Jack Worthing voudrait épouser Gwendolen Fairfax. Seulement, lady Augusta Bracknell — vieux dragon méfiant et inquisiteur — veille au grain. Lorsqu'elle demande au prétendant d'étaler son arbre généalogique, celui-ci doit lui avouer qu'il ne sait rien de ses parents, qu'il a été trouvé dans un sac de voyage, dans les toilettes d'une gare... Scandalisée, Lady Bracknell s'oppose formellement au mariage tant que ledit Jack Worthing n'aura pas trouvé qui sont ses géniteurs...
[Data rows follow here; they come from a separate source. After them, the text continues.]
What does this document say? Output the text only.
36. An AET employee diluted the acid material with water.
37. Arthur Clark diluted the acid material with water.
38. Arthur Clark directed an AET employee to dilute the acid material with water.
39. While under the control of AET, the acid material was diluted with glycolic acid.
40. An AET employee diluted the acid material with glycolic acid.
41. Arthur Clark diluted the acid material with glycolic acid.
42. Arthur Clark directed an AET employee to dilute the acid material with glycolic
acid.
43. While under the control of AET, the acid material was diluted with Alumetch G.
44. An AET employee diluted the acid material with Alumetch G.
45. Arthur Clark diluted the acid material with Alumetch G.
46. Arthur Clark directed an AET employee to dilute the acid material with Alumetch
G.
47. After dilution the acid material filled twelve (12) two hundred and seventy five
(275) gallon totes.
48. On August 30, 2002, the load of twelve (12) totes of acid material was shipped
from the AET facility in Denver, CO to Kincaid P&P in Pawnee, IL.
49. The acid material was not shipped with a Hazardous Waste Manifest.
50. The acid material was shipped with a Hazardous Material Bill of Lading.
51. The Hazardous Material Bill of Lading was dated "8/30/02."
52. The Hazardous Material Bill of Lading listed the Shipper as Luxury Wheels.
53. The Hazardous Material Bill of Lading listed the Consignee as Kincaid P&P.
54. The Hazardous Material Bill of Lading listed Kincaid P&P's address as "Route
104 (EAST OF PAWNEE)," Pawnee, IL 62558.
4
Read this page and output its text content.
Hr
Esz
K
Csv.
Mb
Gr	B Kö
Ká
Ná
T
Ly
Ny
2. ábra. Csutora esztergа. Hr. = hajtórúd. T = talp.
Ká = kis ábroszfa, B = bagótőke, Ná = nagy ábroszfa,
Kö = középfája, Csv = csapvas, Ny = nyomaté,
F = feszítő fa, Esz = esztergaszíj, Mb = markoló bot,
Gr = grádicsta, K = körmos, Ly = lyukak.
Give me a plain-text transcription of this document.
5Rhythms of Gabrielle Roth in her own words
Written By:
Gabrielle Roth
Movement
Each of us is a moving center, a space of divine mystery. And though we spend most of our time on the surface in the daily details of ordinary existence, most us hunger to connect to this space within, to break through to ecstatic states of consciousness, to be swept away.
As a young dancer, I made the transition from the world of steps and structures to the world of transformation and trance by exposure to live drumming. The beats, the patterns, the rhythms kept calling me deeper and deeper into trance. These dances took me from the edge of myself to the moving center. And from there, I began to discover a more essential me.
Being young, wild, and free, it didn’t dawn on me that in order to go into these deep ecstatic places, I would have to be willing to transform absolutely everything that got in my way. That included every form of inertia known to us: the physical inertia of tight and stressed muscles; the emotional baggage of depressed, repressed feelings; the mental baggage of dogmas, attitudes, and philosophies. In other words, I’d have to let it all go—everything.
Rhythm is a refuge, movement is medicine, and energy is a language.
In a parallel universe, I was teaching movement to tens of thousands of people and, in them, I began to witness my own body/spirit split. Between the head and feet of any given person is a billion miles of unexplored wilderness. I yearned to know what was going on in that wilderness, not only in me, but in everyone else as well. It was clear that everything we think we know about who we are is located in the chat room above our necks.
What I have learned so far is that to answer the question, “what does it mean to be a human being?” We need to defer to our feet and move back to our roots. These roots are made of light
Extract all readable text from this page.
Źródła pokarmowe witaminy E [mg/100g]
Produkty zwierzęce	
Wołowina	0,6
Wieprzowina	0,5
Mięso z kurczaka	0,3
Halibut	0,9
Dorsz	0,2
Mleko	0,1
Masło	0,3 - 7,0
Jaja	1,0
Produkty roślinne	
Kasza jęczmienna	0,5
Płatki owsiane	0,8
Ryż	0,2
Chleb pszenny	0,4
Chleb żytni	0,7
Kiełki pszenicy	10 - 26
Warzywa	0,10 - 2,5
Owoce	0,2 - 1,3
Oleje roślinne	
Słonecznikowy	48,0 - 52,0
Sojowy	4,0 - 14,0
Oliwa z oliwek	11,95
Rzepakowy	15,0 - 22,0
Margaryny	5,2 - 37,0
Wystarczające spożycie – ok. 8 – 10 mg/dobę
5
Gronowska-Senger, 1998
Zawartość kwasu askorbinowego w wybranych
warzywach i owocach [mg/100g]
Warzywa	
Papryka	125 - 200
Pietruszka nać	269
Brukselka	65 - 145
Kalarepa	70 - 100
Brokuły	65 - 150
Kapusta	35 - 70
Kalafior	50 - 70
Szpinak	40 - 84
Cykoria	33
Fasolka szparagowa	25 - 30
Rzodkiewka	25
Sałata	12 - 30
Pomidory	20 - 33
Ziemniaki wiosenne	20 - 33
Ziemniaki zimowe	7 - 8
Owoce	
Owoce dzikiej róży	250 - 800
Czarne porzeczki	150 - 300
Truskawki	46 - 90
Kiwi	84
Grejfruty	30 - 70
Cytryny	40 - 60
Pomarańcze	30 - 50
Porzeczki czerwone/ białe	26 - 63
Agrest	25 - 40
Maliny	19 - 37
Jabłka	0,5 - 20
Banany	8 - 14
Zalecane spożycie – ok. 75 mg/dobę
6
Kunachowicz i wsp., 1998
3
Je viens de visionner le DVD Criterion.

C'est l'adaptation d'un texte d'Oscar Wilde. Côté scénario, j'ai pensé — n'ayant rien lu de Wilde — à Molière pour les quiproquos et l'invraisemblance (on pense notamment au dénouement à tiroirs de "l'Avare"), et à "Carambar" pour la blague à deux centimes qui termine le film ! :uhuh:

Côté interprétation, c'est assez particulier : on n'est pas vraiment dans les films "populaires" de la Ealing. C'est très théâtre filmé, et, surtout, joué avec un parapluie enfoncé dans le derrière du début jusqu'à la fin. Enfin... là, je parle surtout des rôles féminins qui, en dehors de celui de Maragaret Rutherford*, sont vachement surjoués. L'emphase est jouée à outrance, et, à certains moments, les comédiennes ont la raideur de marionnettes (rien à voir avec Noblesse oblige). Seuls les mecs viennent mettre un peu de mouvement dans tout ça.

Ça a du mal à démarrer. Ensuite, on s'amuse des quiproquos. Enfin, on fait "rooooh !" devant la pirouette finale.

Mouaif...


* Mais elle a un niveau social inférieur dans l'histoire... elle n'a donc pas besoin d'être guindée.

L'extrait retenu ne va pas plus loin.